Now, if the dropping of these fields is not wanted and you must keep them, you have to provide biber with a data model which includes them. As far as I tried, unfortunately one cannot simply "add" a field to the default data model, so you have to bring the whole default data model to your custom biber-tool.conf. Biber provides an easy way to find the default biber-tool.conf which contains the default data model:

biber --tool-config

That should return the location of the default biber-tool.conf. If you open that file, you will find the default data model specifications (everything between <datamodel> and </datamodel>). Copy that (yes, all that) in your custom biber-tool.conf, just below your sourcemap specifications, as defined above. Then add the line(s) of your non-standard field(s) within the <fields>...</fields> group. In your case (assuming here these are "literal" type fields):

<field fieldtype="field" datatype="literal">ispreprintpublic</field>
<field fieldtype="field" datatype="literal">groups</field>

And, within the group <entryfields><entrytype>thesis</entrytype>...<\entryfields> add:

<field>ispreprintpublic</field>
<field>groups</field>

Unfortunatelly, I cannot include the entire resulting biber-tool.conf for it exceeds the limits of the site. But I hope the procedure is clear. Having done this, for this input:

 @Thesis{Author_18_TheThesis,
  author      = {Mr Author},
  title       = {The Thesis},
  type        = {Doctoral Dissertation},
  institution = {Department of Documents, University of Stackexchange},
  year        = {2018},
  abstract    = {This is the abstract.},
  file        = {:author/Author_18_TheThesis.pdf:PDF},
  review      = {This is the review.},
  groups      = {publications},
  ispreprintpublic = {test},
}

The output is:

@thesis{Author_18_TheThesis,
  author           = {Author, Mr},
  institution      = {Department of Documents, University of Stackexchange},
  date             = {2018},
  ispreprintpublic = {test},
  title            = {The Thesis},
  type             = {Doctoral Dissertation},
}

This is not specially straightforward. But, to quote a comment from PLK on the matter: "The benefits of having a datamodel in tool mode outweigh this sort of problem."

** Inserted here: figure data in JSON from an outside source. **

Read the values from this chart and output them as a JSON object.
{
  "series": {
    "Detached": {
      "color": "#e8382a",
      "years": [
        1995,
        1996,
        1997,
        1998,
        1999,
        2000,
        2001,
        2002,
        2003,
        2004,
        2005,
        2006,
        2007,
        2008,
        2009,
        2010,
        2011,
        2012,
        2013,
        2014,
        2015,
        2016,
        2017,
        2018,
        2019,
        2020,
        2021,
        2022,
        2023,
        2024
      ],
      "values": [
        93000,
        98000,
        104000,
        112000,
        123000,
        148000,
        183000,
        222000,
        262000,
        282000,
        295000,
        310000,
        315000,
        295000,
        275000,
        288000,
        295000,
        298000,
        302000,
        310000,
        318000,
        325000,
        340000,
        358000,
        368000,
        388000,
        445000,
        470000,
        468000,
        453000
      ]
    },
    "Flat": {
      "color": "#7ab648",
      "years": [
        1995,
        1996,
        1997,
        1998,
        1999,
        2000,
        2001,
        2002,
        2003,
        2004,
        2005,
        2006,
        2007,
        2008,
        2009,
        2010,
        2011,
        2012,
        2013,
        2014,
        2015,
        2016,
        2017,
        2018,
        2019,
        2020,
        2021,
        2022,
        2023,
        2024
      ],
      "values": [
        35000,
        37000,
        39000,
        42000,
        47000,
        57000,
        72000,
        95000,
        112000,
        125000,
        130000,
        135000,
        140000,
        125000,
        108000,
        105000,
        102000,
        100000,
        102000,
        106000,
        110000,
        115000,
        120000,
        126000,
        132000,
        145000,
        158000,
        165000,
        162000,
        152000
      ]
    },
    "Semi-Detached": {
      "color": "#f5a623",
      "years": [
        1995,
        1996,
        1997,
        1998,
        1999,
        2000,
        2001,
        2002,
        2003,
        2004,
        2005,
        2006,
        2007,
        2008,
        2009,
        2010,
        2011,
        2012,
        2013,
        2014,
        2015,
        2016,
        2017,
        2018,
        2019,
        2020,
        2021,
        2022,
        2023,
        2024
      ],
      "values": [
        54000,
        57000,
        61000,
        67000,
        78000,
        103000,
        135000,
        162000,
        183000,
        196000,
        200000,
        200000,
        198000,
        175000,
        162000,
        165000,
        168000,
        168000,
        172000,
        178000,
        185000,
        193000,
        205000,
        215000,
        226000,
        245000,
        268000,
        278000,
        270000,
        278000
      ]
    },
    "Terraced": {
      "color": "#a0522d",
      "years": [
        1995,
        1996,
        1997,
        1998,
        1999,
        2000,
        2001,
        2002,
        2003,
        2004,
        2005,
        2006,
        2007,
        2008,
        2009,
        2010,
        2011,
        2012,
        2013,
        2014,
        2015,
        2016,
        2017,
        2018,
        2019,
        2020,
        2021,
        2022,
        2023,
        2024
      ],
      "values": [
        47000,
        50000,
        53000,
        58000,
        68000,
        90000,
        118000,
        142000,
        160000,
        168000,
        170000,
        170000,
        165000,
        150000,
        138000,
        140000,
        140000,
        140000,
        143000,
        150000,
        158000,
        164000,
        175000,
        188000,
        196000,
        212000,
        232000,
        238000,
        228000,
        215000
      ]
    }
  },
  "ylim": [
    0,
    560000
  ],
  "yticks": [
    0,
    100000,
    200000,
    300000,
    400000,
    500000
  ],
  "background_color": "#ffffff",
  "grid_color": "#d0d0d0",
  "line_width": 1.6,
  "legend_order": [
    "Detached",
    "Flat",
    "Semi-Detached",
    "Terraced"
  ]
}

Andrew Swann's answer using bibtool originally linked in the OP does work, provided the resource biblatex is given (ht to moewe).

So, for a file remove-fields.rsc:

preserve.keys = On
preserve.key.case = On
resource{biblatex}
delete.field = { abstract }
delete.field = { review }
delete.field = { groups }
delete.field = { file }

The command:

bibtool -r remove-fields ./references.bib -o new.bib

will result in:

@Thesis{      Author_18_TheThesis,
  Author    = {Mr Author},
  Title     = {The Thesis},
  Type      = {Doctoral Dissertation},
  Institution   = {Department of Documents, University of Stackexchange},
  Year      = {2018},
  ispreprintpublic={test}
}

Another option is the bib2bib tool, which provides pretty flexible and reliable ways to filter/extract/expand bibtex entries. This (little known) utility is part of the bibtex2html tool suite. (Note: you have to look for the PDF documentation, the HTML documentation does not discuss bib2bib.)

For instance, to remove certain fields from a biblatex.bib file and save the output to bibtex.bib:

bib2bib --remove abstract --remove file --remove review -ob bibtex.bib biblatex.bib   

It is also possible to specify filter and sorting options, rename fields (--rename <old> <new>) and so on.